This is a course review of the Pandas course on Kaggle made by Aleksey Bilogur. The course is great and has helped me alot when I started with Pandas.
What is Pandas?
Pandas is great to know if you need to handle bigger tables of data in Python. For machine learning practitioners it’s a must to know Pandas in order to efficiently extract, transform and clean data before you apply your algorithms to solve machine learning problems. Pandas is the library and there you have two objects; DataFrame (multiple columns, like a table) and Series (single column). These objects are your containers for data. Pandas go very well with machine learning library scikit-learn and TensorFlow.
Pandas course overview
Kaggle’s Pandas course is made up of 6 lessons of varying length between 30 minutes and maybe 2 hours. As usual, everything on Kaggle is free and you have hints and solutions for all exercises to watch when you get stuck.
First lesson is about reading data from CSV files with Pandas, saving data to CSV and creating data in Pandas by converting Python dictionaries to DataFrames (or Series in the case of only one column).
Note: JSON files and formats, which are very common in the real world in for example Rest API:s, are essentially dictionaries. In this lesson you will learn what you need to go from JSON to Pandas DataFrame.
Lesson two is important to master. Here you learn how to select parts of data from a DataFrame given certain conditions. You use loc and iloc functions for your conditional selections. You also learn to use the native selectors, how indexing works and how to create a new column in an existing DataFrame.
Lesson three is about summary functions but more importantly you learn when to use map and apply together with a lambda function on your DataFrame. This is good to know when you need to perform a custom function on each row in your DataFrame and save the results to a new column.
Lesson four is all about groupby and sorting. For you with a background in SQL this is the easiest lesson. For those new to groupby, this is great if you want to use an aggregate function like sum or count for each group of some kind in another column.
Lesson five is a short one about data types and how to handle missing values. For more info on how to handle missing values, check out Kaggle’s course on Data Cleaning.
The final lesson number six teaches you on how to rename columns and how to join to DataFrames together. The important functions here are concat(), join() and merge(). To learn all about the difference between these three ways of combining data, I strongly recommend reading through Pandas User Guide on Merging.
My thoughts on the Pandas course
Overall, Pandas course on Kaggle is great to start learning about this must have tool if you are working with large tables of data. Most likely this will not be enough but you will learn what you need to google in order to solve your problem at hand.

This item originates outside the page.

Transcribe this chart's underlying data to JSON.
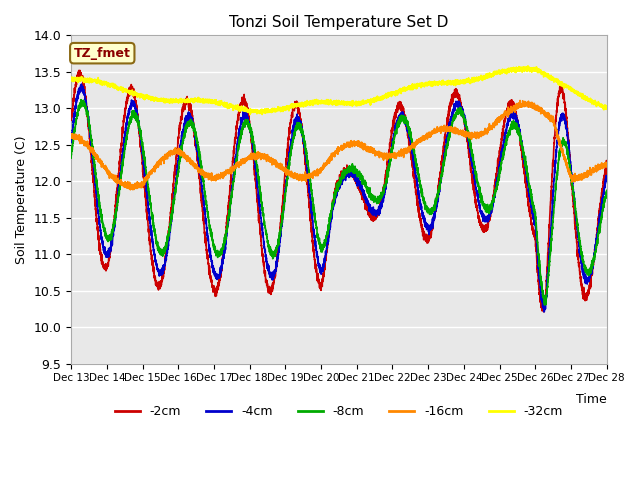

If you haven’t worked with Pandas before you might find that this course is worth doing twice because it gives you all the basics you need.
Facts about Pandas course on Kaggle
It’s completely free, like everything else on Kaggle
You run everything in your browser and you can easily continue where you left off.
This course takes about 5 to 10 hours depending on your level of Python when you start.
This course is covering all the basics of Pandas and DataFrames.
Instructor is Aleksey Bilogur.